Trouver cet homme devenait sa priorité, son nouvel objectif. Elle lui proposerait de l’aide en échange s’il le fallait. N’importe quoi, tant qu’elle pouvait agir. Plus question de rester enfermée dans son microscopique appartement à attendre, la peur au ventre. Attendre quoi d’ailleurs ? Que les Allemands viennent la chercher ? Cela allait forcément arriver. Ils savaient qui elle était. Ils savaient où elle habitait. Ce logement était sa prison et finirait par sceller son destin. Hors de question qu’elle reste les bras croisés désormais.

Depuis son mariage avec Pierre, elle ne pouvait plus compter sur sa famille et encore moins sur sa belle-famille. Son mari étant catholique, leur union n’était pas approuvée par leurs proches respectifs. Les parents d’Eliane l’avaient menacé de la renier si elle ne respectait pas les traditions familiales et si elle ne se mariait pas à ce charmant cousin qu’ils avaient trouvé pour elle. Et ils s’étaient très bien appliqués à mettre en œuvre leurs paroles, ne donnant plus aucun signe de vie à leur fille après son mariage avec Pierre. Du côté de ce dernier, l’histoire était la même : ses parents ne voulaient pas d’une Juive dans la famille.

Eliane souffla. Penser à son mari la faisait souffrir. Exilée de Paris depuis juin, elle ne savait même pas s’il lui avait envoyé des lettres. Était-il prisonnier ? Ou pire… Mort ? Elle tressaillit. Non. Elle ne voulait pas y songer. Si elle souhaitait se battre aujourd’hui, c’était pour retrouver plus tard une famille unie. Pierre reviendrait, il l’avait promis.

Désormais à Lormont, il ne lui restait plus que Madeleine et l’espoir de trouver l’homme au tract. Une douce chaleur se diffusa dans sa poitrine. Sensation rassurante, comme si la solution était tout près. Si un Français prenait le risque de distribuer des papiers séditieux et qu’un autre coupait des câbles électriques, c’est qu’il y avait sûrement encore des moyens de se battre contre l’Occupant. Suivre Pétain ou sa propre voie ? La décision était prise.

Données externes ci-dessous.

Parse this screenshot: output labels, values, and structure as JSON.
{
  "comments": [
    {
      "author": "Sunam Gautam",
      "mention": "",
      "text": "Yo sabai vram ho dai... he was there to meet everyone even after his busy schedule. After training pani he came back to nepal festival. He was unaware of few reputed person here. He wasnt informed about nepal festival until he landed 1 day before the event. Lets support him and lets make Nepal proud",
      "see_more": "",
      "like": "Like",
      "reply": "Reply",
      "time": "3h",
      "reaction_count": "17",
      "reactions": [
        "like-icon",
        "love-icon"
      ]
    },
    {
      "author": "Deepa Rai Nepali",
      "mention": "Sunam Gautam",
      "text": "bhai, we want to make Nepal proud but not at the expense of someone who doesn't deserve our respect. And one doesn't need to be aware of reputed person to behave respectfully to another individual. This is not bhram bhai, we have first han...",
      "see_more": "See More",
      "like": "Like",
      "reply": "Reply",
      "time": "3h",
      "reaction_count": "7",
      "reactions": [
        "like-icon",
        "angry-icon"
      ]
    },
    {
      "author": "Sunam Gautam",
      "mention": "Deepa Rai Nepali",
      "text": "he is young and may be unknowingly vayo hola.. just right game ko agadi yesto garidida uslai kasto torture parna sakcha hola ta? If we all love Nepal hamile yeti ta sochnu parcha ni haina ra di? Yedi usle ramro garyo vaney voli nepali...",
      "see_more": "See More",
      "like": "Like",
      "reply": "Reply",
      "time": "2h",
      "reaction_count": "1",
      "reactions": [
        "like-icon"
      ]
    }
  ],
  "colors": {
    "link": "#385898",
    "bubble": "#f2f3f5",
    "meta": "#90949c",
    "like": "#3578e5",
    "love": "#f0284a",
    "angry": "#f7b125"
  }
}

Eliane n’avait pas parlé cette recherche à son amie, sachant très bien que cette dernière l’en dissuaderait. Peut-être qu’en effet la jeune mère était un peu folle de se lancer dans une bataille dont elle ne mesurait pas les conséquences, mais pour la première fois depuis le début de la guerre elle sentait que c’était la bonne chose à faire.

Elle se leva, passa la main sur sa robe et plia le drap sur lequel elle était assise.

  • Annie, ma chérie, on rentre !

Ce jour-là encore, elle n’avait pas aperçu l’homme à la lettre, mais elle repartait avec une nouvelle résolution en tête.